Smithhisler’s Interfraternity Conference fought any college trying to restrict recruitment. Some higher-education leaders and public-health experts promote bans on recruiting freshmen, especially in the first semester. First-year students make up about 40 percent of fraternity-related deaths. It’s no mystery why. Fraternity members d
rink more than any other group on campus, and the youngest students, away from home for the first time, are the most likely to binge drink and be victims of hazing. Aaron White, who directs college and underage drinking prevention research at the National Institute on Alcohol Abuse and Alcoholism, told me: “The first couple of months of school are a particularly vulnerable time for students with regard to heavy drinking. Delaying rush makes a lot of sense.”
But Princeton, Duke, and Vanderbilt are among only eighty of eight hundred campuses with fraternities that require the organizations to defer the recruitment of freshmen, typically for a semester or longer. The Interfraternity Conference has successfully opposed deferred recruitment at dozens of other campuses. Fraternities, of course, stand to lose one-fourth of their revenue if freshmen can’t join. The conference also argues that restrictions deprive freshmen of opportunities for leadership, career networking, and charitable work. As Smithhisler once said, “It would be a travesty if the fraternity experience were not available for the development of these young men.” At the University of Colorado at Boulder, the conference backed fraternities’ decision to operate without university recognition, rather than accept deferred recruitment and live-in chapter advisers. The conference threatened to sue the University of Central Florida when it instituted a recruitment moratorium because of excessive drinking. The college lifted the ban.

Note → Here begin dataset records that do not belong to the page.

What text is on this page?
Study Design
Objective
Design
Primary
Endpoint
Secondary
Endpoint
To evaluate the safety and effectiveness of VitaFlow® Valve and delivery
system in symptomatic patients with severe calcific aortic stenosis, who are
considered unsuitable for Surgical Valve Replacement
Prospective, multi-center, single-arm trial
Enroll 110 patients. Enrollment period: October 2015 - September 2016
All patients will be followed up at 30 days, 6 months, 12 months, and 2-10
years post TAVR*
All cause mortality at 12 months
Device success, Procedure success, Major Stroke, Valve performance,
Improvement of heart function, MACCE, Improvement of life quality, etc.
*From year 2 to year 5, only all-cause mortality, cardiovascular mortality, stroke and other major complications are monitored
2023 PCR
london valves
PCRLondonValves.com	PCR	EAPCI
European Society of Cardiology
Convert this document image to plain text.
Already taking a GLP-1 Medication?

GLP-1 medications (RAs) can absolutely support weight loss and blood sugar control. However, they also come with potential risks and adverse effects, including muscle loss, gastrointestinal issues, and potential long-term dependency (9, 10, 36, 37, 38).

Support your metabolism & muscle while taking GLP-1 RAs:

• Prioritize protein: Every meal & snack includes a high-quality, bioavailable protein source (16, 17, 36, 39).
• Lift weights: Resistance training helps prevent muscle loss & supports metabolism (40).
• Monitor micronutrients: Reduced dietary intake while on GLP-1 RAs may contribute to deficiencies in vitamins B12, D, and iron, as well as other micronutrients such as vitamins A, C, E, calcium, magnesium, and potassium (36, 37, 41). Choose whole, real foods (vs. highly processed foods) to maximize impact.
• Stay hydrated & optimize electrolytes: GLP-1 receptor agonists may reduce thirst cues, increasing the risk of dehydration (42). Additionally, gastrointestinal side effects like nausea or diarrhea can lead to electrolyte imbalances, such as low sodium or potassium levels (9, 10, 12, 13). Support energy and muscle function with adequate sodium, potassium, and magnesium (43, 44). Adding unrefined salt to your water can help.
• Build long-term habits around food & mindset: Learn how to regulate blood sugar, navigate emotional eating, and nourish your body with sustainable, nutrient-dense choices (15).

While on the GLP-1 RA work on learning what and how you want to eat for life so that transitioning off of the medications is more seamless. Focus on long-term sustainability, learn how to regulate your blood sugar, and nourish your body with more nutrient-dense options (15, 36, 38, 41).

At times, the pressure can build behind the scenes. In 2010, California Polytechnic State University banned the recruitment of newly arrived freshmen after the alcohol-poisoning death of Carson Starkey, a first-year pledge, during an SAE initiation ritual. Almost immediately, the Interfraternity Conference sprang into action. Conference officials e-mailed and met with administrators. They even paid the $8,000 bill for an assessment of Greek life. The report, prepared by fraternity executives, college administrators, and a social worker, was damning. It called recruitment “dehumanizing and superficial” and said alcohol was “a, and perhaps THE, defining factor” of Greek life. Nevertheless, the report called for an end to deferred recruitment, saying it ran “counter to a student’s right to choose.” A new president and vice president for student affairs—both fraternity men—supported the argument, even though the student newspaper editorialized that the school was “opening the door to more trouble.” Carson Starkey’s parents, who ran a nonprofit group to raise awareness about alcohol poisoning, also opposed the move. “I find it troubling that they would be advocating against our efforts to try to save lives,” his mother, Julia Starkey, said of fraternities.